If you’re selling your main home, you may also qualify for private residence relief, which can significantly reduce or even eliminate your capital gains tax bill.


Additionally, if you’re a non-resident, you might be able to claim relief from capital gains tax under a double taxation agreement, depending on the terms agreed between the UK and your country of residence.


Understanding your eligibility for these tax reliefs and how double taxation agreements apply to your situation can help you avoid unnecessary tax and make the most of your UK assets while living overseas.

Timing Your Move and Split-Year Treatment

The tax year can be split between resident and non-resident periods. The UK tax year runs from 6th April to 5th April, and the timing of your move in relation to the UK tax year can affect your tax status and obligations. This means you’re not necessarily stuck with one status for the entire tax year.


Timing your departure can significantly impact your tax bill. Leaving early in the tax year (which starts 6th April) can be advantageous.


Keep detailed records of your presence in the UK. Flight bookings, accommodation receipts and bank transactions can help prove your whereabouts.


Different rules apply to income earned before and after departure. Income earned during your UK resident period is taxed differently from that earned as a non-resident.

Self-Employment and Tax Planning

For self employed individuals living abroad, managing your UK tax obligations requires careful planning.


You’re responsible for reporting your self employment income and allowable business expenses on your self assessment tax return each year. Claiming tax deductions for legitimate business expenses can help reduce your taxable income and lower your overall tax liability.


In addition to income tax, you may need to pay class 2 and class 4 national insurance contributions, which can affect your entitlement to UK social security benefits, such as the State Pension.
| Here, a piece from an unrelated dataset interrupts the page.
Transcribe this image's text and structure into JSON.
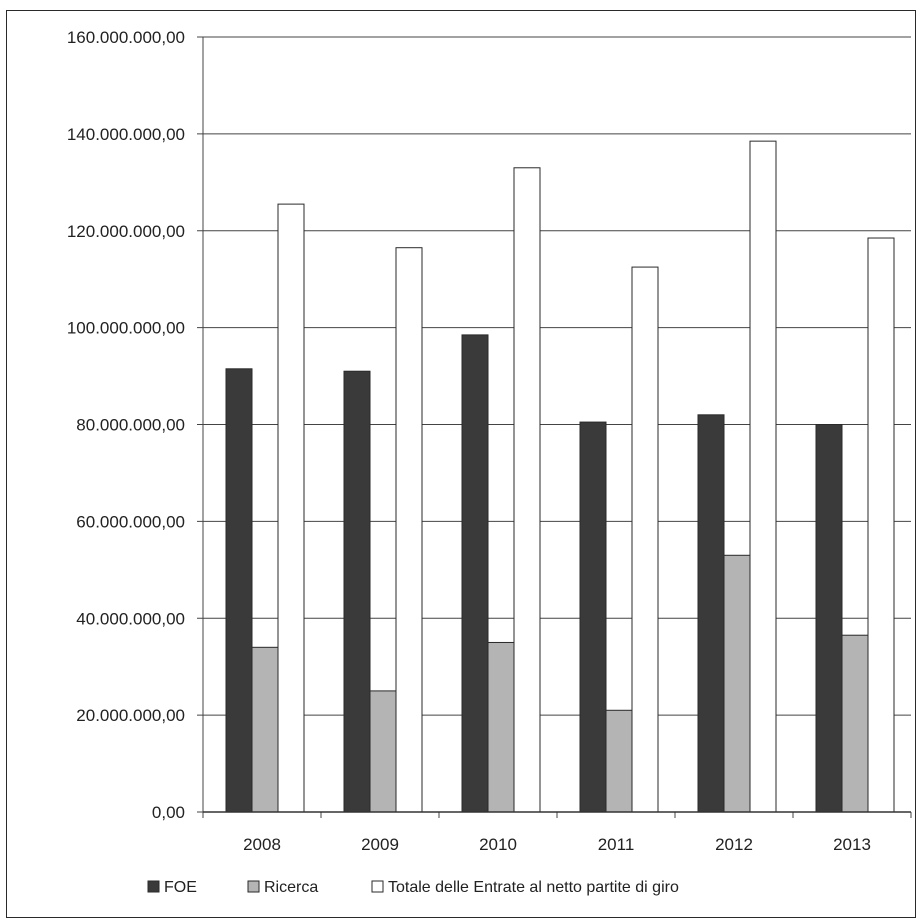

It’s important to understand how your overseas working arrangement impacts your need to pay UK social security, and whether you can benefit from social security agreements between the UK and your country of residence.
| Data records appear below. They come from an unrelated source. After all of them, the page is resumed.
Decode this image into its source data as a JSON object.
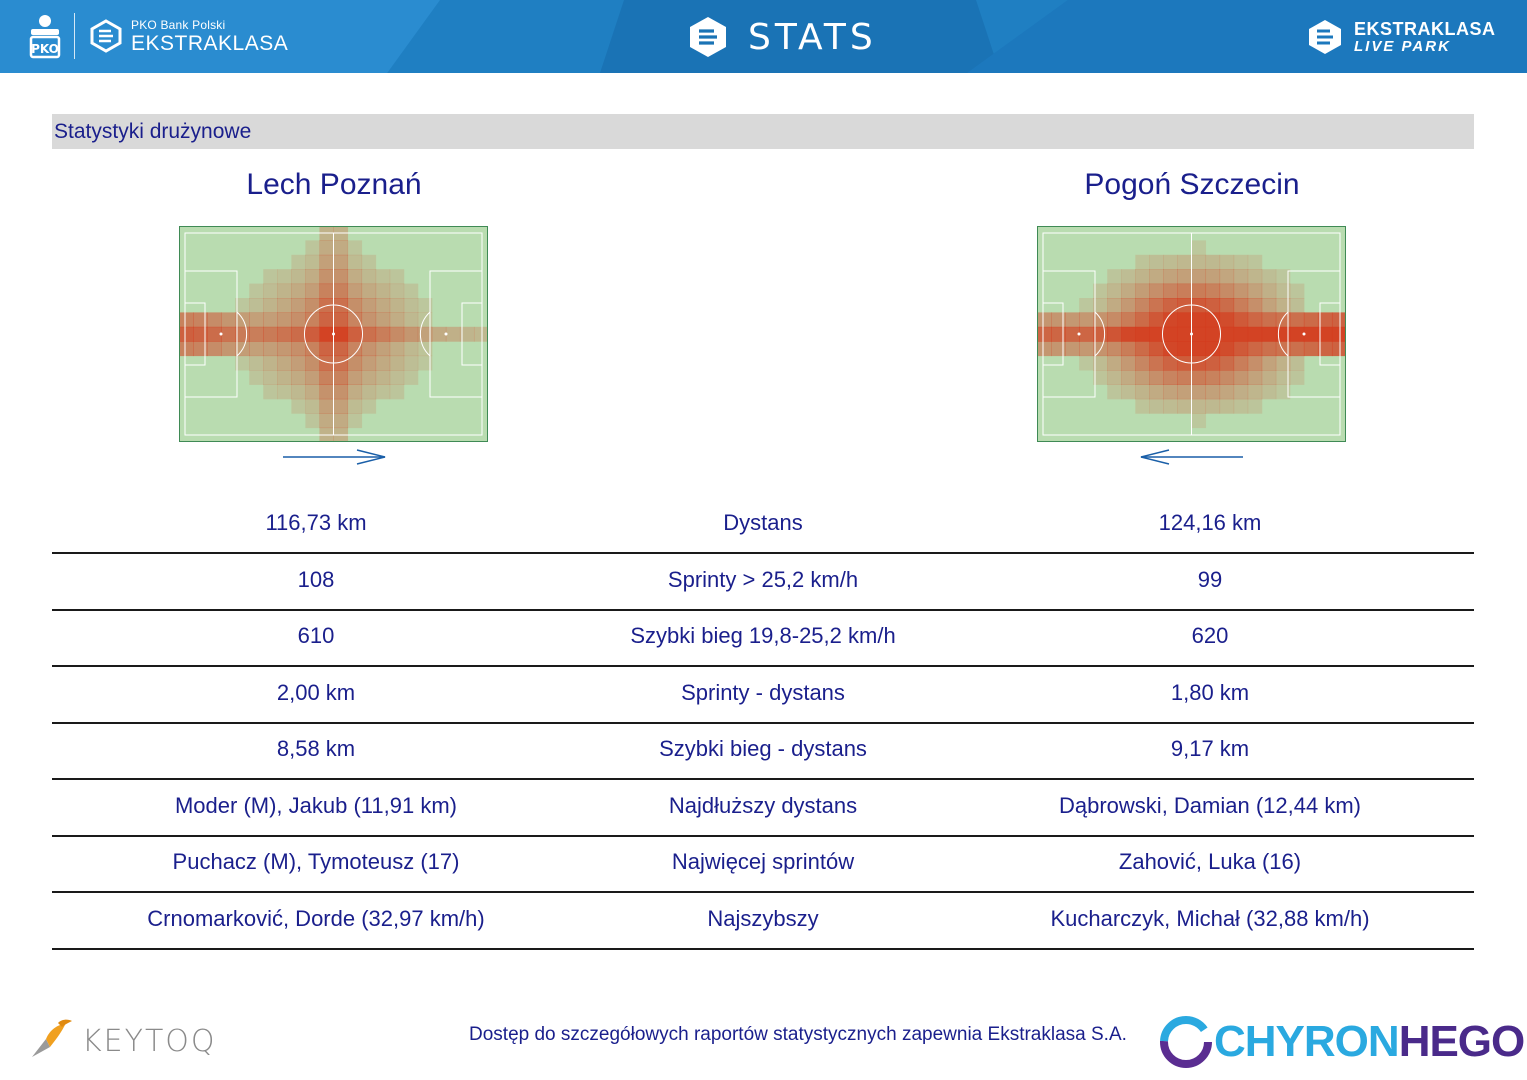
{
  "header": {
    "left_logo_small": "PKO Bank Polski",
    "left_logo_big": "EKSTRAKLASA",
    "title": "STATS",
    "right_logo_top": "EKSTRAKLASA",
    "right_logo_bottom": "LIVE PARK"
  },
  "section": {
    "title": "Statystyki drużynowe"
  },
  "teams": {
    "home": {
      "name": "Lech Poznań",
      "attack_direction": "right"
    },
    "away": {
      "name": "Pogoń Szczecin",
      "attack_direction": "left"
    }
  },
  "stats": [
    {
      "home": "116,73 km",
      "label": "Dystans",
      "away": "124,16 km"
    },
    {
      "home": "108",
      "label": "Sprinty > 25,2 km/h",
      "away": "99"
    },
    {
      "home": "610",
      "label": "Szybki bieg 19,8-25,2 km/h",
      "away": "620"
    },
    {
      "home": "2,00 km",
      "label": "Sprinty - dystans",
      "away": "1,80 km"
    },
    {
      "home": "8,58 km",
      "label": "Szybki bieg - dystans",
      "away": "9,17 km"
    },
    {
      "home": "Moder (M), Jakub (11,91 km)",
      "label": "Najdłuższy dystans",
      "away": "Dąbrowski, Damian (12,44 km)"
    },
    {
      "home": "Puchacz (M), Tymoteusz (17)",
      "label": "Najwięcej sprintów",
      "away": "Zahović, Luka (16)"
    },
    {
      "home": "Crnomarković, Dorde (32,97 km/h)",
      "label": "Najszybszy",
      "away": "Kucharczyk, Michał (32,88 km/h)"
    }
  ],
  "footer": {
    "note": "Dostęp do szczegółowych raportów statystycznych zapewnia Ekstraklasa S.A.",
    "left_logo": "KEYTOQ",
    "right_logo_a": "CHYRON",
    "right_logo_b": "HEGO"
  },
  "colors": {
    "header_blue": "#1f7fc2",
    "text_navy": "#1a1f8c",
    "pitch_green": "#b9dcb0",
    "heat_red": "#d43a1c"
  }
}
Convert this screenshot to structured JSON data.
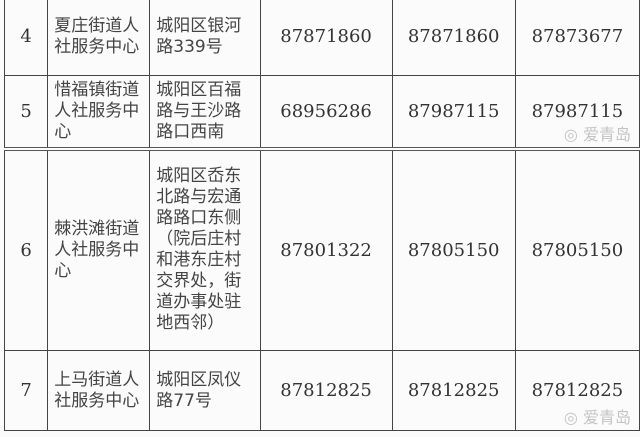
{
  "rows": [
    {
      "no": "4",
      "name": "夏庄街道人社服务中心",
      "address": "城阳区银河路339号",
      "phone1": "87871860",
      "phone2": "87871860",
      "phone3": "87873677"
    },
    {
      "no": "5",
      "name": "惜福镇街道人社服务中心",
      "address": "城阳区百福路与王沙路路口西南",
      "phone1": "68956286",
      "phone2": "87987115",
      "phone3": "87987115"
    },
    {
      "no": "6",
      "name": "棘洪滩街道人社服务中心",
      "address": "城阳区岙东北路与宏通路路口东侧（院后庄村和港东庄村交界处，街道办事处驻地西邻）",
      "phone1": "87801322",
      "phone2": "87805150",
      "phone3": "87805150"
    },
    {
      "no": "7",
      "name": "上马街道人社服务中心",
      "address": "城阳区凤仪路77号",
      "phone1": "87812825",
      "phone2": "87812825",
      "phone3": "87812825"
    }
  ],
  "watermark": "爱青岛"
}
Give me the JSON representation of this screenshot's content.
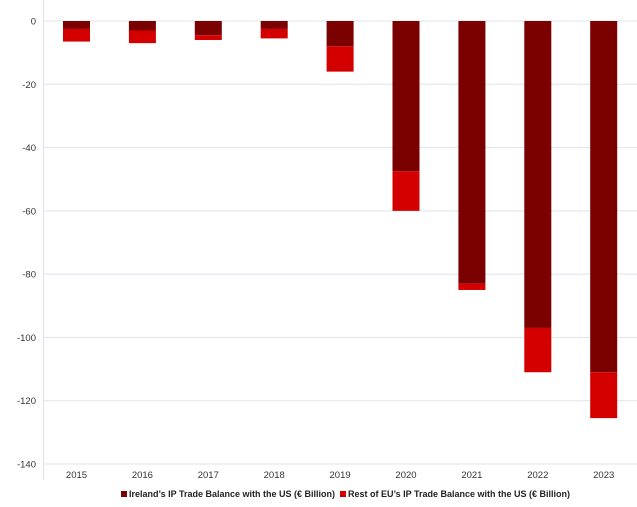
{
  "chart_data": {
    "type": "bar",
    "stacked": true,
    "categories": [
      "2015",
      "2016",
      "2017",
      "2018",
      "2019",
      "2020",
      "2021",
      "2022",
      "2023"
    ],
    "series": [
      {
        "name": "Ireland’s IP Trade Balance with the US (€ Billion)",
        "color": "#7b0000",
        "values": [
          -2.5,
          -3,
          -4.5,
          -2.5,
          -8,
          -47.5,
          -83,
          -97,
          -111
        ]
      },
      {
        "name": "Rest of EU’s IP Trade Balance with the US (€ Billion)",
        "color": "#d40000",
        "values": [
          -4,
          -4,
          -1.5,
          -3,
          -8,
          -12.5,
          -2,
          -14,
          -14.5
        ]
      }
    ],
    "ylim": [
      -140,
      0
    ],
    "yticks": [
      0,
      -20,
      -40,
      -60,
      -80,
      -100,
      -120,
      -140
    ],
    "grid": true,
    "legend_position": "bottom"
  }
}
Effective tax planning is key for self employed individuals. Strategies like income shifting, making pension contributions, and timing your income and expenses can all help minimise your tax bill and keep you compliant with UK tax laws.


Consulting a tax professional with experience in expat and self employment tax can provide valuable guidance, ensuring you make the most of available tax reliefs and avoid costly mistakes.

Common Pitfalls to Avoid

Assuming non-residency without meeting the legal criteria is a common mistake. Just because you live abroad doesn’t automatically make you non-resident for tax purposes.
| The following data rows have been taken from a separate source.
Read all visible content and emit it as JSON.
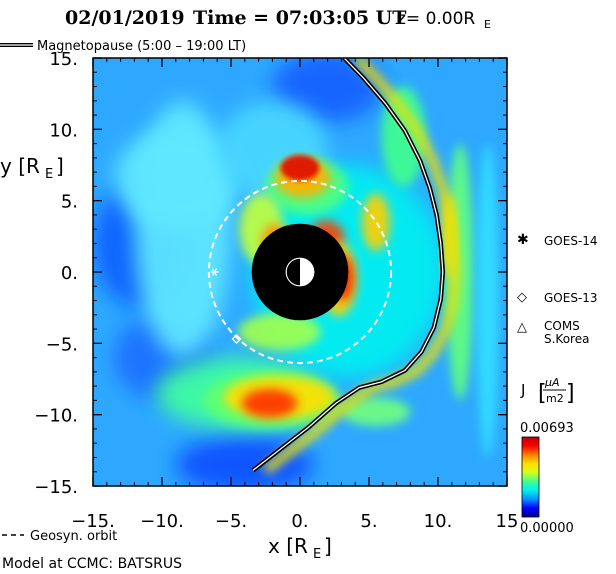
{
  "chart_data": {
    "type": "heatmap",
    "title": {
      "date": "02/01/2019",
      "time_label": "Time = 07:03:05 UT",
      "z_label": "z= 0.00R",
      "z_sub": "E"
    },
    "xlabel": {
      "main": "x [R",
      "sub": "E",
      "end": "]"
    },
    "ylabel": {
      "main": "y [R",
      "sub": "E",
      "end": "]"
    },
    "xlim": [
      -15,
      15
    ],
    "ylim": [
      -15,
      15
    ],
    "x_ticks": [
      {
        "v": -15,
        "label": "−15."
      },
      {
        "v": -10,
        "label": "−10."
      },
      {
        "v": -5,
        "label": "−5."
      },
      {
        "v": 0,
        "label": "0."
      },
      {
        "v": 5,
        "label": "5."
      },
      {
        "v": 10,
        "label": "10."
      },
      {
        "v": 15,
        "label": "15"
      }
    ],
    "y_ticks": [
      {
        "v": 15,
        "label": "15."
      },
      {
        "v": 10,
        "label": "10."
      },
      {
        "v": 5,
        "label": "5."
      },
      {
        "v": 0,
        "label": "0."
      },
      {
        "v": -5,
        "label": "−5."
      },
      {
        "v": -10,
        "label": "−10."
      },
      {
        "v": -15,
        "label": "−15."
      }
    ],
    "colorbar": {
      "label_main": "J",
      "label_unit_num": "μA",
      "label_unit_den": "m2",
      "max_label": "0.00693",
      "min_label": "0.00000",
      "max": 0.00693,
      "min": 0.0,
      "colors": [
        "#00008a",
        "#0000ff",
        "#0090ff",
        "#00f0f0",
        "#40ff90",
        "#d0ff20",
        "#ffe000",
        "#ff8000",
        "#ff0000",
        "#c00000"
      ]
    },
    "magnetopause": {
      "legend": "Magnetopause (5:00 – 19:00 LT)",
      "points": [
        [
          3.2,
          15.0
        ],
        [
          4.6,
          13.6
        ],
        [
          6.2,
          11.8
        ],
        [
          7.6,
          9.9
        ],
        [
          8.7,
          7.8
        ],
        [
          9.4,
          5.9
        ],
        [
          9.9,
          4.0
        ],
        [
          10.2,
          2.0
        ],
        [
          10.35,
          0.0
        ],
        [
          10.2,
          -1.9
        ],
        [
          9.7,
          -3.9
        ],
        [
          8.8,
          -5.6
        ],
        [
          7.6,
          -6.9
        ],
        [
          5.9,
          -7.7
        ],
        [
          4.3,
          -8.1
        ],
        [
          2.6,
          -9.2
        ],
        [
          0.6,
          -10.9
        ],
        [
          -1.4,
          -12.4
        ],
        [
          -3.4,
          -13.9
        ]
      ]
    },
    "geosync": {
      "legend": "Geosyn. orbit",
      "radius": 6.6
    },
    "earth": {
      "radius": 1.0,
      "shadow_radius": 3.5
    },
    "satellites": [
      {
        "name": "GOES-14",
        "marker": "asterisk",
        "x": -6.2,
        "y": 0.0
      },
      {
        "name": "GOES-13",
        "marker": "diamond",
        "x": -4.6,
        "y": -4.7
      },
      {
        "name": "COMS S.Korea",
        "marker": "triangle",
        "x": null,
        "y": null
      }
    ],
    "legend_satellites": [
      {
        "name": "GOES-14",
        "symbol": "✱"
      },
      {
        "name": "GOES-13",
        "symbol": "◇"
      },
      {
        "name_line1": "COMS",
        "name_line2": "S.Korea",
        "symbol": "△"
      }
    ],
    "footer": "Model at CCMC: BATSRUS"
  }
}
Forgetting to report rental income from UK properties catches many people out. This remains taxable in the UK regardless of where you live.


Missing foreign income reporting requirements on UK returns can lead to penalties. If you’re still UK resident, you must declare worldwide income.


Overlooking tax registration requirements in your new country is another trap. Most countries expect you to register and pay taxes locally if you’re living and working there.


Failing to register with the local tax authority can have serious tax implications, including penalties and additional income taxes.

Final Thoughts

UK tax obligations can follow you abroad depending on your residency status and income sources. It's not as simple as moving away and forgetting about HMRC.


Professional advice is valuable when navigating international taxation as a self-employed person. The rules are complex and constantly changing.


Maintaining clear records of your whereabouts and income sources is essential. Good record-keeping will save you headaches later.


Your tax situation may change over time, so regular reviews of your status are advisable. What works this year might not work next year.